There are better alternatives in the works, so maybe you'll want to postpone GUI polishing work towards a time nearer to the release date in case a better GUI alternative is available then.
Like what? Nifty is and will continue to be the primary choice for jME UIs
The “is” is correct of course; the “will continue to be” depends on what core dev you ask.
It depends on the time frame you’re considering, too. I know of a project that might become interesting in, say, six months from now; obviously there’s no prediction about when or if it will be adopted as primary choice.
The "is" is correct of course; the "will continue to be" depends on what core dev you ask.
It depends on the time frame you're considering, too.

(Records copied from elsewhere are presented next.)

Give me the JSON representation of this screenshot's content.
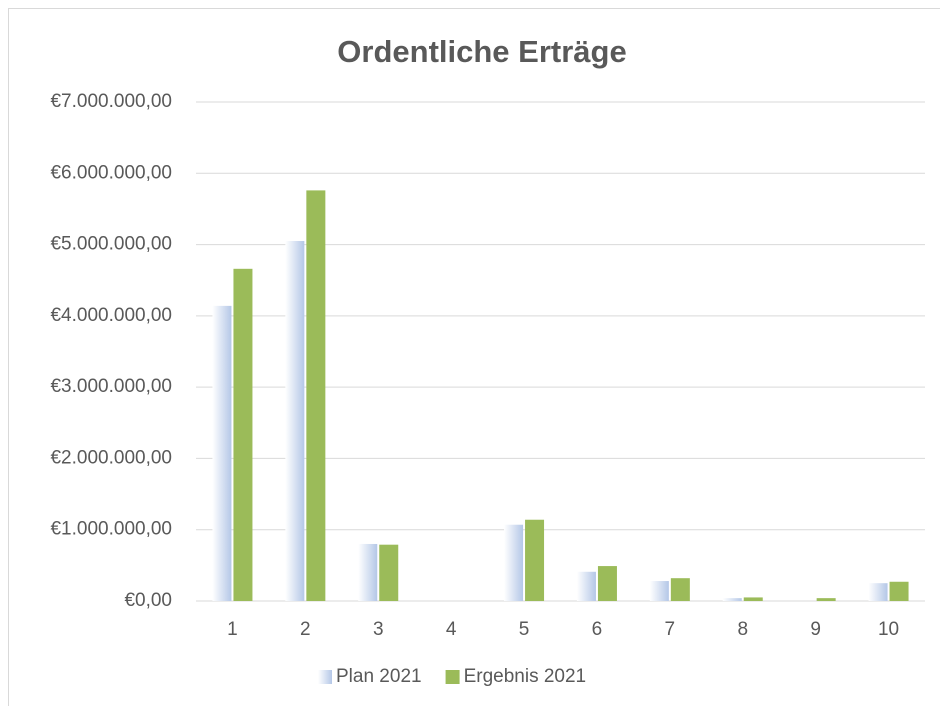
{
  "chart_data": {
    "type": "bar",
    "title": "Ordentliche Erträge",
    "categories": [
      "1",
      "2",
      "3",
      "4",
      "5",
      "6",
      "7",
      "8",
      "9",
      "10"
    ],
    "series": [
      {
        "name": "Plan 2021",
        "color": "#b4c7e7",
        "values": [
          4140000,
          5050000,
          800000,
          0,
          1070000,
          410000,
          280000,
          40000,
          0,
          250000
        ]
      },
      {
        "name": "Ergebnis 2021",
        "color": "#9bbb59",
        "values": [
          4660000,
          5760000,
          790000,
          0,
          1140000,
          490000,
          320000,
          50000,
          40000,
          270000
        ]
      }
    ],
    "ylim": [
      0,
      7000000
    ],
    "yticks": [
      {
        "value": 0,
        "label": "€0,00"
      },
      {
        "value": 1000000,
        "label": "€1.000.000,00"
      },
      {
        "value": 2000000,
        "label": "€2.000.000,00"
      },
      {
        "value": 3000000,
        "label": "€3.000.000,00"
      },
      {
        "value": 4000000,
        "label": "€4.000.000,00"
      },
      {
        "value": 5000000,
        "label": "€5.000.000,00"
      },
      {
        "value": 6000000,
        "label": "€6.000.000,00"
      },
      {
        "value": 7000000,
        "label": "€7.000.000,00"
      }
    ],
    "grid": true,
    "legend": "bottom"
  }
}
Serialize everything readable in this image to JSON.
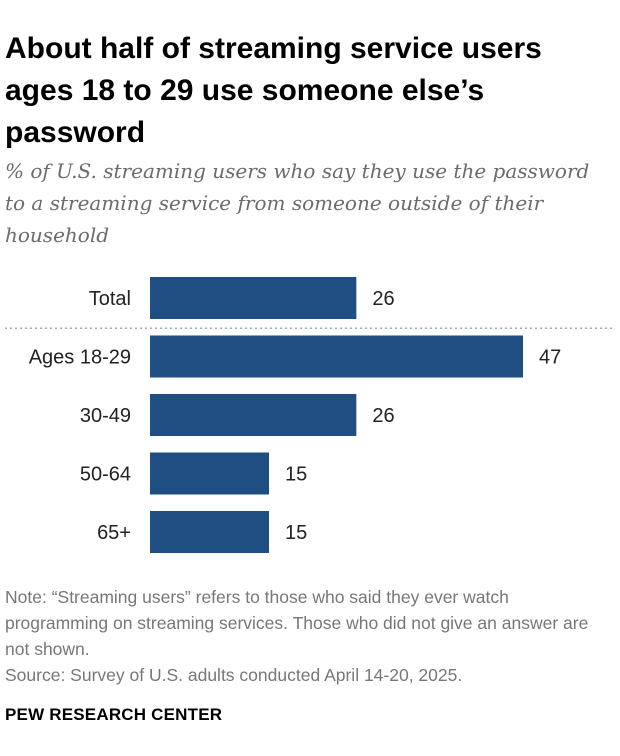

I know of a project that might become interesting in, say, six months from now; obviously there's no prediction about when or if it will be adopted as primary choice.
Now I'm curious: What is Nifty doing well?
The one thing that caught my eye was its animation support, but maybe I overlooked other good features simply because I’ve been taking them for granted.
I’d rather not take this thread too far down this line here as it’s a bit off topic and probably unproductive. Nifty is supposed to support the separate designer, separate implementer idiom. We might argue over how effective that is in reality but it has a lot of code and infrastructure to support that, ie: XML layouts. Lemur opts for a more swing-like approach.